Par Julien Buffet, Journaliste à La Chine au présent.

Article faisant suite au déplacement de Pascal Cagni, Business France, en Chine.

Depuis l’élection d’Emmanuel Macron, la stratégie de développement de la France est portée par le volontarisme de l’État et des milieux d’affaires, caractérisé par l’approfondissement de la coopération avec la Chine à la fois sur le sol national et dans une dimension européenne renouvelée. C’est le message envoyé par le président de Business France en Chine lors de son déplacement en Chine en septembre 2018, véritable événement qui n’a pas échappé ni à l’œil des caméras ni à la plume des médias chinois. Mais plus encore, les investissements chinois en Europe contribuent à la réflexion sur le multilatéralisme de demain souhaité par l’Union européenne.

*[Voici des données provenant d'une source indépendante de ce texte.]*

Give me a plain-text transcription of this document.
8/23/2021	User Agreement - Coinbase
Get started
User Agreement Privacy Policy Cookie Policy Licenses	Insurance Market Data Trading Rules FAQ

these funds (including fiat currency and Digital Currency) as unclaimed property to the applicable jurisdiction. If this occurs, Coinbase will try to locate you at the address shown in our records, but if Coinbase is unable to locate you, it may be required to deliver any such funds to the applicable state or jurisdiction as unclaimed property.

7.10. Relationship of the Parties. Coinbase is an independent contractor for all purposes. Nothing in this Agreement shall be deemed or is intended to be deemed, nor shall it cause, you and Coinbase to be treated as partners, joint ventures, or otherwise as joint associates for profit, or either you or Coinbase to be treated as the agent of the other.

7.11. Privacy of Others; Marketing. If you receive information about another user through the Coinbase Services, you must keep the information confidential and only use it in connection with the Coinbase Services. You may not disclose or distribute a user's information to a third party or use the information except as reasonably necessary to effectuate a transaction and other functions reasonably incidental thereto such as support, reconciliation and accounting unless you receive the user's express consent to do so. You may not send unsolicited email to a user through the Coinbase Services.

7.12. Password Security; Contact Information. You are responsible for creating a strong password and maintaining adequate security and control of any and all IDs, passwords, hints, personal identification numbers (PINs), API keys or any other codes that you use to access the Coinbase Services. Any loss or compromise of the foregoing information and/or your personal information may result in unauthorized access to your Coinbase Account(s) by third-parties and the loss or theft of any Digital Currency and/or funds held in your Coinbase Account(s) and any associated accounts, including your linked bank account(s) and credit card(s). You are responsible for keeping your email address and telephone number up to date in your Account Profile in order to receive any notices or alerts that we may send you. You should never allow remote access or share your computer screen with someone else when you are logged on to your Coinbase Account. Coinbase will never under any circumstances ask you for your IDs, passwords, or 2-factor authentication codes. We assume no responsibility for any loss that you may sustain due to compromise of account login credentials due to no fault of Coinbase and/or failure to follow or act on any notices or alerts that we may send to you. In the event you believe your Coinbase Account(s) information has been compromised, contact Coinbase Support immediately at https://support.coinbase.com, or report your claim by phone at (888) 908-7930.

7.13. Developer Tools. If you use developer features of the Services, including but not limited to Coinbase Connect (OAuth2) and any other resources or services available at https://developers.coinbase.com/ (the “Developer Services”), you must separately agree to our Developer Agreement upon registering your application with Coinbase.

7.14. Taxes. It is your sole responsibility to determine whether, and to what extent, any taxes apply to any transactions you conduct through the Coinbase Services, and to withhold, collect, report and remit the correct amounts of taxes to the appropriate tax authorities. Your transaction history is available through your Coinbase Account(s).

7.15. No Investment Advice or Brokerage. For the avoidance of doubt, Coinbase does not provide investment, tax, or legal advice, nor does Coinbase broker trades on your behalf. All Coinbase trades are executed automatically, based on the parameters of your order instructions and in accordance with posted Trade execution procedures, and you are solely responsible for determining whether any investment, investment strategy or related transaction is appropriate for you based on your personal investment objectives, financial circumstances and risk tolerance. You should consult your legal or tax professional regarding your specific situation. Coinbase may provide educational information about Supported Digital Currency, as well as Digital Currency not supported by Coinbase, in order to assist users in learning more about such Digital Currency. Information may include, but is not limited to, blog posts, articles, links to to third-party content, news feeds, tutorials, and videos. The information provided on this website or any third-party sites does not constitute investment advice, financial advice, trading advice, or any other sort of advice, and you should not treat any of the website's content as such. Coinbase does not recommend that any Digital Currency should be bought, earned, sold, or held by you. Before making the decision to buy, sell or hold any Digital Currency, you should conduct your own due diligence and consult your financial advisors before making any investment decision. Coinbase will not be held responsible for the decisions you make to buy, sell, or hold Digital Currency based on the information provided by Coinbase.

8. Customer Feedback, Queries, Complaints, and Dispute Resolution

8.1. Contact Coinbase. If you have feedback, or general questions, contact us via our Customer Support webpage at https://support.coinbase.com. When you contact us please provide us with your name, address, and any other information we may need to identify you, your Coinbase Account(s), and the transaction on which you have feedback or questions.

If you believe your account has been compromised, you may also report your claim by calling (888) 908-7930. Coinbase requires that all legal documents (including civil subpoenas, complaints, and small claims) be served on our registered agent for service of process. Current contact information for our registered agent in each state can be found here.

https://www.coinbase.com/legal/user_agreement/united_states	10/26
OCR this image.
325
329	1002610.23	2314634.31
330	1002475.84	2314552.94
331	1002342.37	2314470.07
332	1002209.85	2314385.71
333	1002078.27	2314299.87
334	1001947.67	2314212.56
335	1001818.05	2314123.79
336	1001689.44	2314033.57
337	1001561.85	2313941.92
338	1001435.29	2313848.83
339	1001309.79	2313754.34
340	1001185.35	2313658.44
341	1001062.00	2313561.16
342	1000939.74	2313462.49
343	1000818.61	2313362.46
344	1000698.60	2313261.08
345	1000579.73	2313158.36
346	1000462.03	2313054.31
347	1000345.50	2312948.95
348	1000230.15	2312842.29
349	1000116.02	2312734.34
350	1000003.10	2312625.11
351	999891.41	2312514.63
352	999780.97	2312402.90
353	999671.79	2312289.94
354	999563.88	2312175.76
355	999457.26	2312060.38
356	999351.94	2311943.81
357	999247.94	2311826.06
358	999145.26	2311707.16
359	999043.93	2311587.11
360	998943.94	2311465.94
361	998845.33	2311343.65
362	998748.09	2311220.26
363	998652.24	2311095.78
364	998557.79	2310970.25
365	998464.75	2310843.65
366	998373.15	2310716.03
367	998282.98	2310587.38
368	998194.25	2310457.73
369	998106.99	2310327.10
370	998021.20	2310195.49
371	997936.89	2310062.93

Construire un destin commun entre l’Asie et l’Europe

Lorsque la Chine a lancé l’initiative « la Ceinture et la Route » le 19 septembre 2013, elle a proposé aux pays et différents blocs régionaux du monde une intégration des flux économiques et humains en créant des infrastructures interopérables, sans restriction d’accès ni de mise en œuvre, fondées sur le concept de connectivité qui englobe : les transports, les échanges humains, l’énergie et le numérique. Dans sa nouvelle stratégie visant à relier l’Europe à l’Asie présentée le 19 septembre 2018, Federica Mogherini déclare à ce propos : « La connectivité est la voie de l’avenir. Plus nous sommes connectés, plus grandes sont nos possibilités de parvenir à des solutions politiques communes et d’apporter la prospérité économique […] au profit des citoyens tant en Europe qu’en Asie »[1].

Dans ces domaines, l’expérience chinoise repose sur une longue histoire qui s’est tout d’abord développée dans le cadre de l’Association des nations de l’Asie du Sud-Est (ASEAN), véritable modèle en matière de connectivité. La dernière illustration en date est l’implantation en Malaisie du géant chinois Alibaba pour faire de ce pays la plate-forme du e-commerce affranchi des tarifs douaniers de la zone Asie-Pacifique en 2017 avec une mise en service prévue en 2019. Sous l’action de Xi Jinping, la connectivité a changé d’échelle dans une accélération du processus global qui a surpris les pays occidentaux tant elle surpasse la première initiative du genre lancée par les Nations Unies : le réseau routier asiatique initié en 1959. Prenant acte du nouvel état du monde après la chute de l’Union soviétique, le président chinois a orienté la connexion Chine-Europe à travers un dialogue à la fois avec la Russie et l’Europe.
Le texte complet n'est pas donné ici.